In other words, if people believe that they can change the system by changing laws, they will no longer feel the need to take up pitchforks and torches. This is a scary idea for leftists, because their conviction for the need of a revolution in which the entire system burned down rather than reformed cannot stand if there are reasonable means of fixing what is wrong with the system, built into the system.

Lest there be any misunderstanding, let’s get one thing crystal clear.

No one, except for the ignorant and the far right, argues that policing is not riddled with systemic racism all across the country, as is almost every other system. The very fact that despite the overwhelming evidence against Chauvin, no one dared predict this outcome exposes a raw, metastasizing cancer in the criminal justice system in America: white cops get off for killing unarmed Black people, and that’s just how it goes. Prosecutors get gun shy about bringing charges, grand juries refuse to indict, trial juries acquit, and the cycle continues unabated. Systemic racism doesn’t just plague police. It plagues courtrooms, jury deliberation rooms, and indeed, the very system of laws that grants the presumption of justification to police officers for using excessive force.

Qualified immunity has become synonymous with unqualified impunity.

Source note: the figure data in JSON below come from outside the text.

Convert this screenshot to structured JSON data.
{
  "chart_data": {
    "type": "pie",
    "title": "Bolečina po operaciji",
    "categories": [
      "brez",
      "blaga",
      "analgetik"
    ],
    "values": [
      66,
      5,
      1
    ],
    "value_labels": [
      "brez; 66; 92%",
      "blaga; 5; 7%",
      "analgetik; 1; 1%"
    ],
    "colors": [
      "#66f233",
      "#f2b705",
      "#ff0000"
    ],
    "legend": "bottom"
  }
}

But that is also precisely why it is important to pause, take note, and celebrate a moment of justice. The celebration of one instance of justice is not the denial of numerous instances of injustice, nor is it a denial of systemic problems with the justice system. The recognition of a moment of justice is, in fact, a celebration of the human spirit and capacity to overcome injustice. It is confirmation that we have it within us - and within our system - to change society for the better. That recognition is about elevating hope - the core force that gives rise to positive change - over desperation, the condition that simply makes us lash out.

Leftists want people to lash out, not hope.